The Australian dollar's new strength has come with higher iron ore prices but that won't be much consolation to Australia's dollar-sensitive non-mining industries, which have struggled through years of recession and high terms of trade.
The dollar is hovering around US75Â¢ or 63.8 on the trade-weighted index of currencies of our major trading partners. If it stays where it is, life will be harder for the trade-exposed industries outside the resources sector. 
These industries slowed and, in some cases, even contracted to make room for the expansion of the resources sector. The strong Australian dollar played an important role in driving this reallocation of resources. But now we need the non-mining industries to expand to fill the gap in demand created by the decline in mining investment.
The current unwelcome strength of the Australian dollar reflects the monetary policies of the major central banks as well as the strength of iron ore prices which the big miners and the Chinese say will not be sustained.
The Reserve Bank of Australia deputy governor Philip Lowe said on Wednesday the RBA would prefer the dollar to be lower because it would help the economy rebalance.
"Like everyone, we would welcome a slightly lower exchange rate," he said.
BIS Shrapnel's Frank Gelber made the same point at his business research and forecasting firm's economic outlook conference in Sydney on Thursday.
"The low dollar is absolutely crucial to driving forward structural change," he said.
But even with a more competitive exchange rate, change would be slow.
We are still seeing the tail end of the high dollar effect with the contraction of uneconomic manufacturers such as car makers, Gelber explained. The emergence of business activity that is economic at the lower exchange rate is under way.
"We are on the threshold of major structural change," he said.
"We are somewhere between a third and halfway through the fall in mining investment and waiting for non-mining sectors to recover. The transition has been agonisingly slow and will remain so. There's no magic wand that a politician can wave and fix it. It's not broke. This is a structural change driven by external factors and it just takes time."
Gelber directed his audience's attention to the big cycles of economic activity driving the structural change. They have started with the decline in mining investment, the boom in residential investment and the growth of commercial building, tourism and education exports.
The tourist industry provides a striking example of the cycle at work, with tourist resorts rejuvenating and expanding after running down their capital and even closing during the high-dollar days of the mining investment boom.

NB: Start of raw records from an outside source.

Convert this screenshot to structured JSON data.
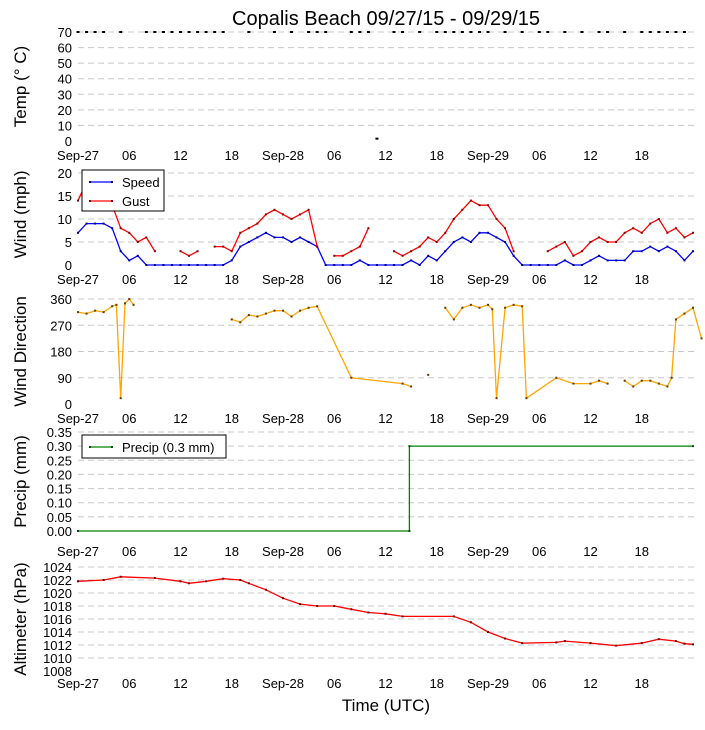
{
  "chart_data": {
    "title": "Copalis Beach 09/27/15 - 09/29/15",
    "xlabel": "Time (UTC)",
    "x_units": "hours since Sep-27 00:00 UTC",
    "xlim": [
      0,
      72
    ],
    "x_ticks": [
      {
        "h": 0,
        "label": "Sep-27"
      },
      {
        "h": 6,
        "label": "06"
      },
      {
        "h": 12,
        "label": "12"
      },
      {
        "h": 18,
        "label": "18"
      },
      {
        "h": 24,
        "label": "Sep-28"
      },
      {
        "h": 30,
        "label": "06"
      },
      {
        "h": 36,
        "label": "12"
      },
      {
        "h": 42,
        "label": "18"
      },
      {
        "h": 48,
        "label": "Sep-29"
      },
      {
        "h": 54,
        "label": "06"
      },
      {
        "h": 60,
        "label": "12"
      },
      {
        "h": 66,
        "label": "18"
      }
    ],
    "panels": [
      {
        "id": "temp",
        "type": "line",
        "ylabel": "Temp (° C)",
        "ylim": [
          0,
          70
        ],
        "yticks": [
          "0",
          "10",
          "20",
          "30",
          "40",
          "50",
          "60",
          "70"
        ],
        "ytick_values": [
          0,
          10,
          20,
          30,
          40,
          50,
          60,
          70
        ],
        "grid": true,
        "legend": null,
        "series": [
          {
            "name": "Temp",
            "color": "#000000",
            "marker_color": "#000000",
            "line": false,
            "x": [
              0,
              1,
              2,
              3,
              5,
              8,
              9,
              10,
              11,
              12,
              13,
              14,
              15,
              16,
              17,
              20,
              23,
              25,
              27,
              28,
              29,
              32,
              33,
              34,
              35,
              37,
              38,
              40,
              42,
              43,
              44,
              45,
              46,
              47,
              48,
              50,
              52,
              54,
              55,
              57,
              59,
              61,
              62,
              64,
              66,
              67,
              68,
              69,
              70,
              71
            ],
            "y": [
              70,
              70,
              70,
              70,
              70,
              70,
              70,
              70,
              70,
              70,
              70,
              70,
              70,
              70,
              70,
              70,
              70,
              70,
              70,
              70,
              70,
              70,
              70,
              70,
              1.5,
              70,
              70,
              70,
              70,
              70,
              70,
              70,
              70,
              70,
              70,
              70,
              70,
              70,
              70,
              70,
              70,
              70,
              70,
              70,
              70,
              70,
              70,
              70,
              70,
              70
            ]
          }
        ]
      },
      {
        "id": "wind",
        "type": "line",
        "ylabel": "Wind (mph)",
        "ylim": [
          0,
          22
        ],
        "yticks": [
          "0",
          "5",
          "10",
          "15",
          "20"
        ],
        "ytick_values": [
          0,
          5,
          10,
          15,
          20
        ],
        "grid": true,
        "legend": "top-left",
        "series": [
          {
            "name": "Speed",
            "color": "#0000ff",
            "marker_color": "#00008b",
            "line": true,
            "x": [
              0,
              1,
              2,
              3,
              4,
              5,
              6,
              7,
              8,
              9,
              10,
              11,
              12,
              13,
              14,
              15,
              16,
              17,
              18,
              19,
              20,
              21,
              22,
              23,
              24,
              25,
              26,
              27,
              28,
              29,
              30,
              31,
              32,
              33,
              34,
              35,
              36,
              37,
              38,
              39,
              40,
              41,
              42,
              43,
              44,
              45,
              46,
              47,
              48,
              49,
              50,
              51,
              52,
              53,
              54,
              55,
              56,
              57,
              58,
              59,
              60,
              61,
              62,
              63,
              64,
              65,
              66,
              67,
              68,
              69,
              70,
              71,
              72
            ],
            "y": [
              7,
              9,
              9,
              9,
              8,
              3,
              1,
              2,
              0,
              0,
              0,
              0,
              0,
              0,
              0,
              0,
              0,
              0,
              1,
              4,
              5,
              6,
              7,
              6,
              6,
              5,
              6,
              5,
              4,
              0,
              0,
              0,
              0,
              1,
              0,
              0,
              0,
              0,
              0,
              1,
              0,
              2,
              1,
              3,
              5,
              6,
              5,
              7,
              7,
              6,
              5,
              2,
              0,
              0,
              0,
              0,
              0,
              1,
              0,
              0,
              1,
              2,
              1,
              1,
              1,
              3,
              3,
              4,
              3,
              4,
              3,
              1,
              3
            ]
          },
          {
            "name": "Gust",
            "color": "#ff0000",
            "marker_color": "#8b0000",
            "line": true,
            "x": [
              0,
              1,
              2,
              3,
              4,
              5,
              6,
              7,
              8,
              9,
              10,
              11,
              12,
              13,
              14,
              15,
              16,
              17,
              18,
              19,
              20,
              21,
              22,
              23,
              24,
              25,
              26,
              27,
              28,
              29,
              30,
              31,
              32,
              33,
              34,
              35,
              36,
              37,
              38,
              39,
              40,
              41,
              42,
              43,
              44,
              45,
              46,
              47,
              48,
              49,
              50,
              51,
              52,
              53,
              54,
              55,
              56,
              57,
              58,
              59,
              60,
              61,
              62,
              63,
              64,
              65,
              66,
              67,
              68,
              69,
              70,
              71,
              72
            ],
            "y": [
              14,
              18,
              null,
              null,
              13,
              8,
              7,
              5,
              6,
              3,
              null,
              null,
              3,
              2,
              3,
              null,
              4,
              4,
              3,
              7,
              8,
              9,
              11,
              12,
              11,
              10,
              11,
              12,
              4,
              null,
              2,
              2,
              3,
              4,
              8,
              null,
              null,
              3,
              2,
              3,
              4,
              6,
              5,
              7,
              10,
              12,
              14,
              13,
              13,
              10,
              8,
              3,
              null,
              null,
              null,
              3,
              4,
              5,
              2,
              3,
              5,
              6,
              5,
              5,
              7,
              8,
              7,
              9,
              10,
              7,
              8,
              6,
              7
            ]
          }
        ]
      },
      {
        "id": "dir",
        "type": "line",
        "ylabel": "Wind Direction",
        "ylim": [
          0,
          360
        ],
        "yticks": [
          "0",
          "90",
          "180",
          "270",
          "360"
        ],
        "ytick_values": [
          0,
          90,
          180,
          270,
          360
        ],
        "grid": true,
        "legend": null,
        "series": [
          {
            "name": "Direction",
            "color": "#ffa500",
            "marker_color": "#5c3a00",
            "line": true,
            "x": [
              0,
              1,
              2,
              3,
              4,
              4.5,
              5,
              5.5,
              6,
              6.5,
              7,
              8,
              9,
              18,
              19,
              20,
              21,
              22,
              23,
              24,
              25,
              26,
              27,
              28,
              32,
              38,
              39,
              40,
              41,
              42,
              43,
              44,
              45,
              46,
              47,
              48,
              48.5,
              49,
              50,
              51,
              52,
              52.5,
              56,
              58,
              60,
              61,
              62,
              63,
              64,
              65,
              66,
              67,
              68,
              69,
              69.5,
              70,
              71,
              72,
              73
            ],
            "y": [
              315,
              310,
              320,
              315,
              335,
              340,
              20,
              345,
              360,
              340,
              null,
              null,
              null,
              290,
              280,
              305,
              300,
              310,
              320,
              320,
              300,
              320,
              330,
              335,
              90,
              70,
              60,
              null,
              100,
              null,
              330,
              290,
              330,
              340,
              330,
              340,
              325,
              20,
              330,
              340,
              335,
              20,
              90,
              70,
              70,
              80,
              70,
              null,
              80,
              60,
              80,
              80,
              70,
              60,
              90,
              290,
              310,
              330,
              225
            ]
          }
        ]
      },
      {
        "id": "precip",
        "type": "line",
        "ylabel": "Precip (mm)",
        "ylim": [
          0,
          0.35
        ],
        "yticks": [
          "0.00",
          "0.05",
          "0.10",
          "0.15",
          "0.20",
          "0.25",
          "0.30",
          "0.35"
        ],
        "ytick_values": [
          0,
          0.05,
          0.1,
          0.15,
          0.2,
          0.25,
          0.3,
          0.35
        ],
        "grid": true,
        "legend": "top-left",
        "series": [
          {
            "name": "Precip (0.3 mm)",
            "color": "#008000",
            "marker_color": "#005000",
            "line": true,
            "x": [
              0,
              38.8,
              38.8,
              72
            ],
            "y": [
              0,
              0,
              0.3,
              0.3
            ]
          }
        ]
      },
      {
        "id": "altimeter",
        "type": "line",
        "ylabel": "Altimeter (hPa)",
        "ylim": [
          1008,
          1024
        ],
        "yticks": [
          "1008",
          "1010",
          "1012",
          "1014",
          "1016",
          "1018",
          "1020",
          "1022",
          "1024"
        ],
        "ytick_values": [
          1008,
          1010,
          1012,
          1014,
          1016,
          1018,
          1020,
          1022,
          1024
        ],
        "grid": true,
        "legend": null,
        "series": [
          {
            "name": "Altimeter",
            "color": "#ff0000",
            "marker_color": "#6b0000",
            "line": true,
            "x": [
              0,
              3,
              5,
              9,
              12,
              13,
              15,
              17,
              19,
              20,
              22,
              24,
              26,
              28,
              30,
              32,
              34,
              36,
              38,
              44,
              46,
              48,
              50,
              52,
              56,
              57,
              60,
              63,
              66,
              68,
              70,
              71,
              72
            ],
            "y": [
              1021.8,
              1022.0,
              1022.5,
              1022.3,
              1021.8,
              1021.5,
              1021.8,
              1022.2,
              1022.0,
              1021.5,
              1020.5,
              1019.2,
              1018.3,
              1018.0,
              1018.0,
              1017.5,
              1017.0,
              1016.8,
              1016.4,
              1016.4,
              1015.5,
              1014.0,
              1013.0,
              1012.3,
              1012.4,
              1012.6,
              1012.3,
              1011.9,
              1012.3,
              1012.9,
              1012.6,
              1012.2,
              1012.1
            ]
          }
        ]
      }
    ]
  }
}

Agriculture is also benefiting from the more competitive exchange rate, with the Australian dollar rising against the decline in rural commodity prices measured in US dollars and the basket of currencies included in the International Monetary Fund's special drawing rights.
The upswing will gradually spread to manufacturing. The re-emerging manufacturing sector will include new businesses that are viable because of the more competitive dollar and older businesses that cut costs and increased productivity in order to survive the sector's long recession.
And it is not just the exporters who will take advantage of the lower dollar.
Gelber pointed out that manufacturers who lost market share to imports when the exchange rate was high are starting to see their sales come back.
That's true of services as well. Most of the consumers of Australian tourism are Australians who, with a lower dollar, are more likely to spend their holidays in this country.
Local dollar-sensitive demand is generally the first to recover, Gelber explained, and the recovery will trigger more investment.
As these industries expand, the recovery will spread to the industries that provide their inputs and regions that surround them.
"And so we very closely watch non-mining profitability and growth to try and understand what's going on, and so we will hang out not so much for the GDP figures but for the business indicator sort of material, which tells us more about business profitability by industry sector," he said.
There are other cycles going on as well. The resurgence of infrastructure investment began as an attempt cushion the economy against global crisis and later, the decline in mining investment and the contractionary impact of the consolidation of recurrent government budgets.
However, as economic growth picks up, there will be a more natural increase in the demand for new transport and other infrastructure.
Road building is leading the way, Gelber says, because it is easiest. Next will come rail.
NSW is leading the way because it is most advanced in the business of recycling infrastructure money through an ongoing process of privatisation and reinvestment. In Queensland, where the political opposition to privatisation is stronger, the revival of infrastructure investment is likely to be weaker, Gelber says.